A few banks have recently introduced SMS authentication for their credit cards. Basically they’ll send an SMS (text message) to your mobile phone (cell phone, or handphone) to confirm a transaction. You reply to the SMS to approve the transaction.
It’s a security model called “Two Factor Authentication“. This means you need to be in possession of two “things” for a transaction to be approved. If someone stole your credit card details and made a transaction, e.g. online, you would receive an SMS on your phone and you’d know it was fraudulent. In this case you wouldn’t reply to the SMS and the transaction would be halted. And if you’re making the purchase yourself you can approve your own transaction.
The idea sounds good at first. And of course it has its own set of problems. More interesting is the reasons why these banks have introduced this technology.
- Only some transactions are protected using this method. It’s up to the banks but generally it seems that a large number of transactions will continue to function as before.
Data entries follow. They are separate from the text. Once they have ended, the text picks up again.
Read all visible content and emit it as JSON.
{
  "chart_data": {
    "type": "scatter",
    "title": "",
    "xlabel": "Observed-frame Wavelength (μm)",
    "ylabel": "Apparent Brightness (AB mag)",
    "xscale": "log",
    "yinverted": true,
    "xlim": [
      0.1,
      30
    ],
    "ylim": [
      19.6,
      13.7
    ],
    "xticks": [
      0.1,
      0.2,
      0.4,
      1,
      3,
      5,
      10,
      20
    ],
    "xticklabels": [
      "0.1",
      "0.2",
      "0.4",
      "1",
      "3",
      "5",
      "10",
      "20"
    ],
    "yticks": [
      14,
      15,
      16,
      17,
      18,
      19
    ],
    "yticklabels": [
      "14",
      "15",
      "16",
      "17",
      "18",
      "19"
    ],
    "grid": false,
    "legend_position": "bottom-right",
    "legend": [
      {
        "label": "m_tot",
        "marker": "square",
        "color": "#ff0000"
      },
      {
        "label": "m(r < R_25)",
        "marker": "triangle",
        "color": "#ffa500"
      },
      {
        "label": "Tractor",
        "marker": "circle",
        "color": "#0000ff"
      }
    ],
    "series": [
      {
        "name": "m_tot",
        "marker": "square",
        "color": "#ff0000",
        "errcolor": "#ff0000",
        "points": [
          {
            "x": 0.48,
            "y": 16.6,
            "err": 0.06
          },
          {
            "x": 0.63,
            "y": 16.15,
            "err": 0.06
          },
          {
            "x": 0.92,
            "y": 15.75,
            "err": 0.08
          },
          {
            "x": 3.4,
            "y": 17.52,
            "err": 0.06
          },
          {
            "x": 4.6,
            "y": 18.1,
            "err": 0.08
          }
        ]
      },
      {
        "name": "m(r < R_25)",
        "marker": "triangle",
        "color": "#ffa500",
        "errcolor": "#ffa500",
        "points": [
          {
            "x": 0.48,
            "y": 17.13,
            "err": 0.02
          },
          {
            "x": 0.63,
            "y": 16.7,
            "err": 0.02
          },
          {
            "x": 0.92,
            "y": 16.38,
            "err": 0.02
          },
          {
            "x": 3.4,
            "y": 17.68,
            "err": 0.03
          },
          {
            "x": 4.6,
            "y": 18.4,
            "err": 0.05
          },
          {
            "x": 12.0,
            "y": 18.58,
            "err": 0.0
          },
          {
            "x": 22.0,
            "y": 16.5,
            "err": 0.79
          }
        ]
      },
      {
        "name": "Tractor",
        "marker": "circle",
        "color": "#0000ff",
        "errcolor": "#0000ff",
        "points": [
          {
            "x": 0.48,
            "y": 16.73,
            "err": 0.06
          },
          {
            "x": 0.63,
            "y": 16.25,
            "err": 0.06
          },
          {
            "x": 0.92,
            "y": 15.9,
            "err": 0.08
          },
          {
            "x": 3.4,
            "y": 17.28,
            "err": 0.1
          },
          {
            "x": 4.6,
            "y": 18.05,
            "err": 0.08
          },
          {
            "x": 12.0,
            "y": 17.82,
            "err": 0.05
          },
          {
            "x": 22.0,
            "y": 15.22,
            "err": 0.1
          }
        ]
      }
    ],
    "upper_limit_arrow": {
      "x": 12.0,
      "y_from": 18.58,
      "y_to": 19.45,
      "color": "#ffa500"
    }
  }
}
- For legitimate purchases it can be a nuisance
- It’s not a foolproof system
- As more people use the SMS option the costs to the bank will increase greatly and they would either end the service or pass on costs to their customers
Here’s an interesting comment published in this ZDNet article. Matthew Woodrow, Head of Information Security at Westpac, was quoted saying “It’s not to do with security at all… consumers have expectations of security levels while using their mobile phones to do their banking. So you’re not thinking about security at all, but you’re thinking about the product and what consumers want”. In other words a large bank’s security expert is admitting that SMS authentication is more about how customers “feel” about safety.
It seems to be a temporary fix to credit card fraud. Smart card technologies (chips embedded in the credit card) seem to be a better solution.
In summary security is often more about how it makes people “feel” rather than truly preventing crimes. It helps to see things for what they really are and not believe what you hear in ads.